11 12 Topic : Yacht Reviews
Against All Odds
A legend in his homeland, Russian solo-sailor Viktor Yazykov slipped into New Zealand largely unnoticed in May, having sailed solo and non-stop from Panama aboard his radical 33-foot yacht Daughter of the Wind.
Russia’s only yachtsman to compete – and complete – a solo round-the-world yacht race (Around Alone 98/99), Yazykov’s sailing achievements are many and include being the first Russian to sail solo around Cape Horn.
He was also a driving force behind the Soviet Union’s only entry in the former Whitbread Round the World Yacht Race, helping to build and later race the unique but under-funded and poorly engineered Fazisi in the 1989/90 campaign. His memories of Russia’s greatest ocean racing campaign still haunt him.
Despite finishing a credible sixth out of 22 yachts in the first leg to Uruguay – and 11th overall – the pressure of maintaining a resource-less campaign was too great for Fazisi project manager and co-skipper Alexei Grishenko who paid the ultimate price – his life. The now sixty-something Yazykov recalls the events leading up to his close friend’s death with great clarity.
“Alexei was depressed. Fazisi had many problems. When the yacht was measured for (the) race it was ruled unstable... and likely to capsize. The keel had to be replaced... the fuel tank cut out. Everything had to change.
“Alexei felt responsible and quit. He came back to (the) crew four days later and raced (the) first leg to Uruguay but he resigned again when the yacht arrived and was given a ticket back to Russia.”
But Grishenko never made it. The pressure that had been heaped upon him and his own sense of failure was too great: he hanged himself from a tree in a local forest. Yazykov says it was a crippling and very depressing blow for the crew.
“Alexei did nothing wrong. He did a great job to create Fazisi. The whole thing would not have happened without him. He spent himself to the last drop of his blood to the boat... to the project. And he paid a huge cost with his life. He was my good friend and my teacher in boatbuilding.
“The whole story about Alexei and about the Fazisi project is not complete. It is not over yet,” says Yazykov.
Little did he know it then, but Yazykov’s own involvement in the Whitbread race was also to be short-lived, ending abruptly at the conclusion of leg two in Freemantle, Australia, when he was dismissed from the yacht and returned to Russia. Skip Novak, the American skipper hired to bring a measure of control to the campaign, later wrote in his book Fazisi that the reasons for Yazykov’s “dispatch to the Russian salt mines” had never been made clear to him or the remaining team.
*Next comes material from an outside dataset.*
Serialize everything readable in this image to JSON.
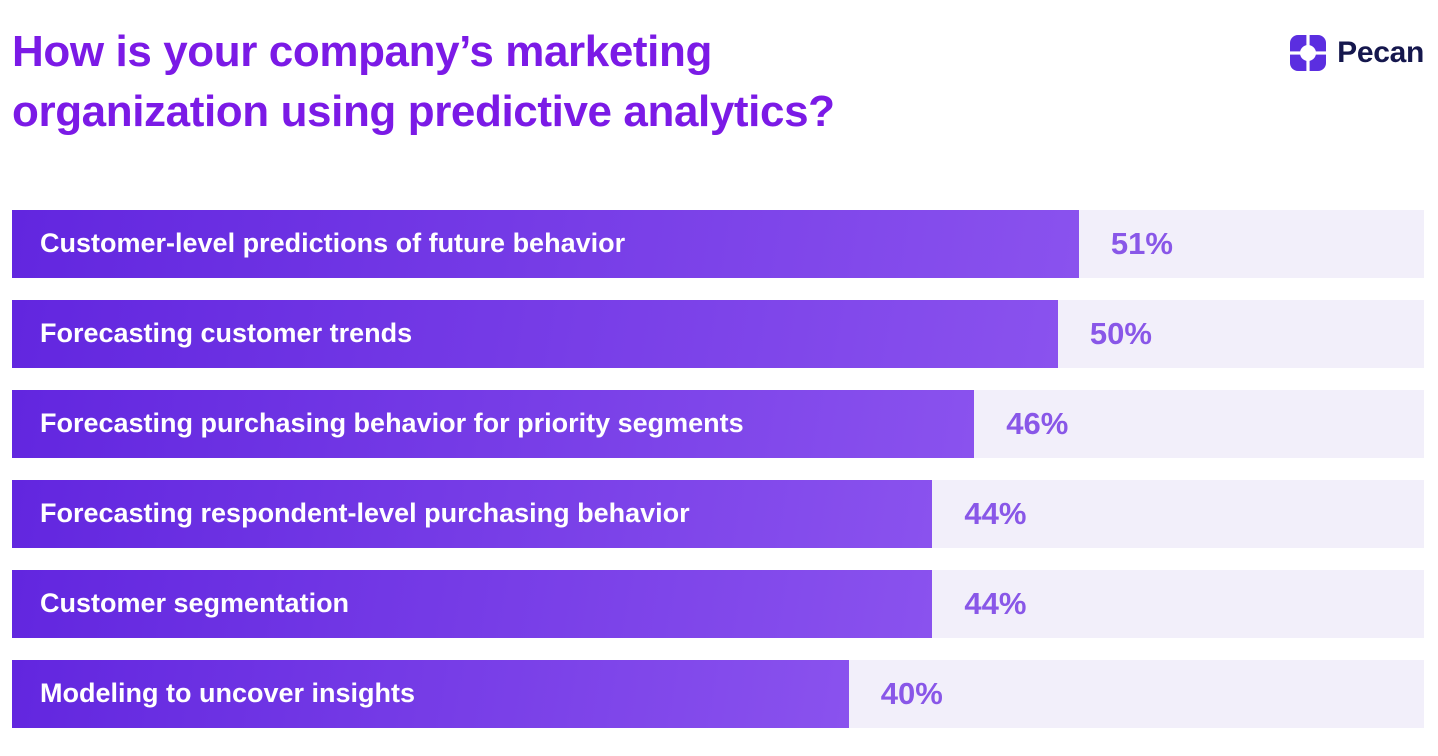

Yazykov wasn’t sent to the salt mines, but instead returned to his home in Sochi to complete a 29-foot timber sloop Laguna. He had started building it four years earlier and would later go on to sail to England with his wife to compete in his first solo transatlantic yacht race.
Yazykov’s arrival in New Zealand clicks over 35,000 miles sailed in a yacht that he designed and built in Russia, to prove unique design features that he wants to introduce into a small one-design offshore race yacht to be built in New Zealand.
Ultimately, Yazykov wants to establish an offshore sailing and boatbuilding school through which students will build and race their yachts offshore. It’s an ambitious plan, but Yazykov has support from unlikely sources, both here and in Russia.
Ambition is something Yazykov has in spades and this is reflected in his remarkable life, set against the backdrop of growing up behind the Iron Curtain in a country with no history and little interest in offshore yacht racing.
Born in the city of Sochi on the Black Sea, Yazykov’s early childhood was spent mucking about with his two younger brothers on their father’s small wooden fishing dinghy. It wasn’t until Yazykov was 12 that he saw his first sail flying from the deck of a Sochi fishing trawler. He says watching that sail fill to the wind was captivating and flicked a light on within that has burned brightly ever since.
“For me it was the beginning of a life-long passion. I knew then that I had to sail; to learn to harness the wind,” he says.
But with few yachts in Sochi the young Yazykovs’ improvised, fashioning a wooden mast for their dad’s dinghy from which they would fly towels as their sails.
“It was slow... yes. We paddled a lot with our hands, but I began to understand sailing.”
It was Yazykov’s discovery of Joshua’s Slocum’s self-published 1900 biography Sailing Alone Around the World that he says captured his imagination and cemented his decision to one day follow in Slocum’s wake.
The drowning of his father and uncle in a fishing accident several days before his 14th birthday brought Yazykov’s childhood to a shattering halt. As the eldest son of three, it was, he says, his duty to support his mother and brothers. He took a job at a Sochi shipyard training to build small wooden boats.
Their father’s death had a profound impact on the Yazykov brothers and they committed to honour his life by building a yacht and sailing the world. Yazykov’s role was to learn boatbuilding, while his youngest brother would study naval architecture. The middle brother would train in business and accounting and seek out sponsorship for the materials and funding required.